Both of my sets of grandparents lived within a fifteen minute walk of where I grew up and I visited often. My aunts(one on each side) lived with them and we all got together on a regular basis. None of them went to a long term care facility. My maternal aunt did decide to retire to Florida when her circle of friends here began to dwindle and she could no longer drive. She had cousins and friends in Florida, but they were in the same shape as she and she soon returned to Kentucky, settling a block or two from where she had been.

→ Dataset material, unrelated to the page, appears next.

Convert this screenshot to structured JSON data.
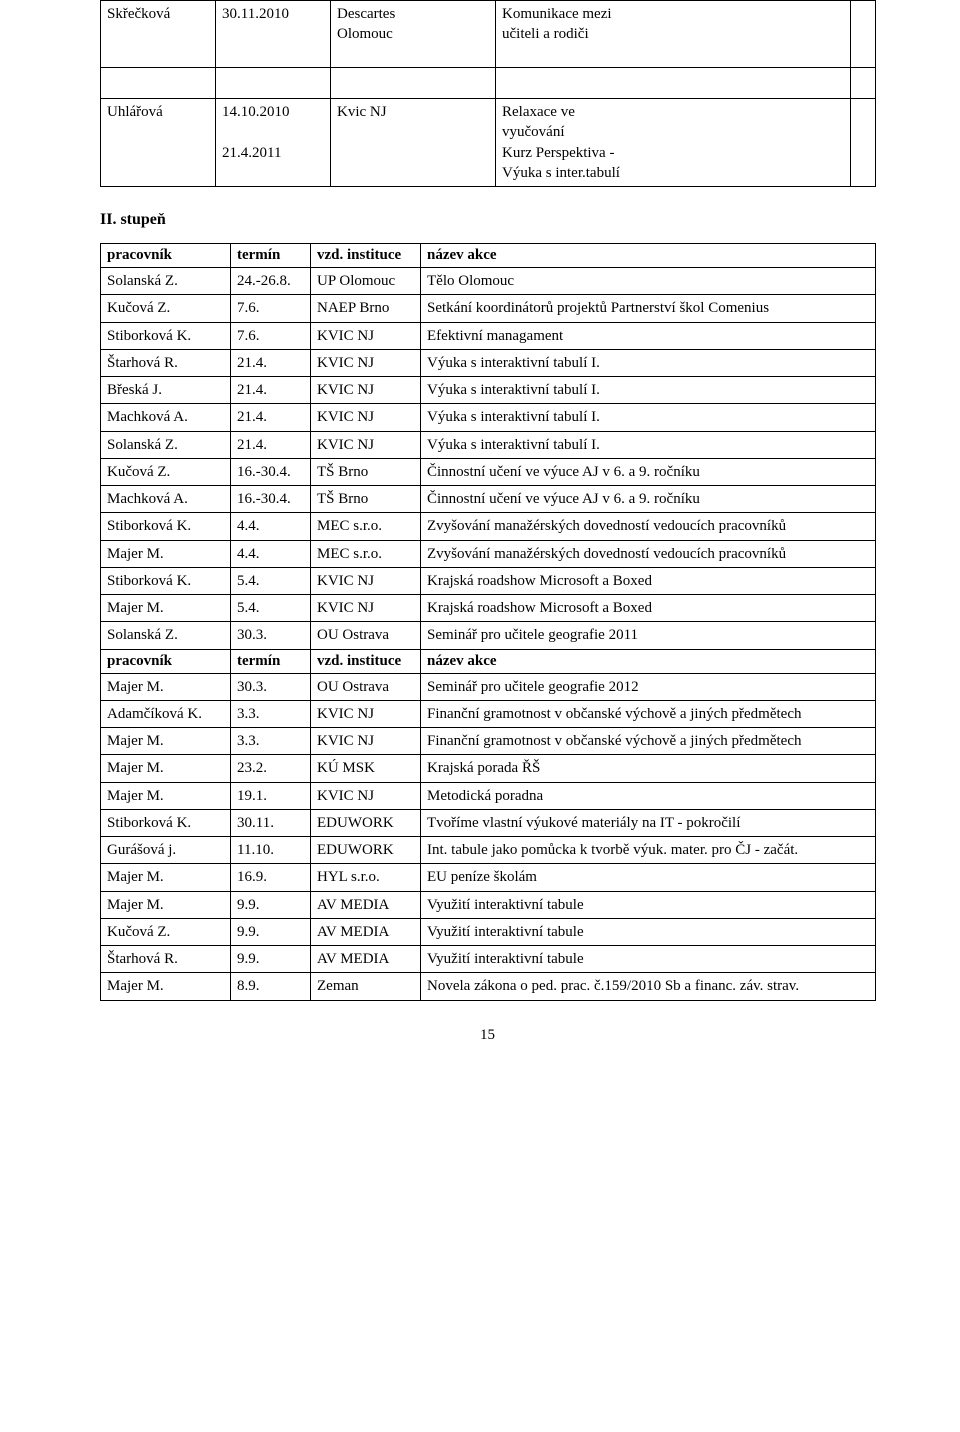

Where we place our elderly care facilities is not so much an issue of land use or being allowed by the comprehensive plan or zoning because they are allowed in just so many zones. But where in those zones is the more important question. The higher density residential for the able bodied is usually placed adjacent to the shopping center and the elderly buffered just a little by less intensive uses some distance into the neighborhood. They don’t create as many peak hour trips as the apartments and shopping so their traffic impact will be minimal and won’t disrupt the neighborhood. We place them in the neighborhood but we don’t incorporate them into the neighborhood. And we wonder why they tend to just wither away.

We all will have to make a choice someday, either about your parents or yourselves, or it will be made for us. It seems to me that we should be working to make those decisions easier on ones who have to live with the outcome of those decisions.

Those are some of the things that we should be working on right now.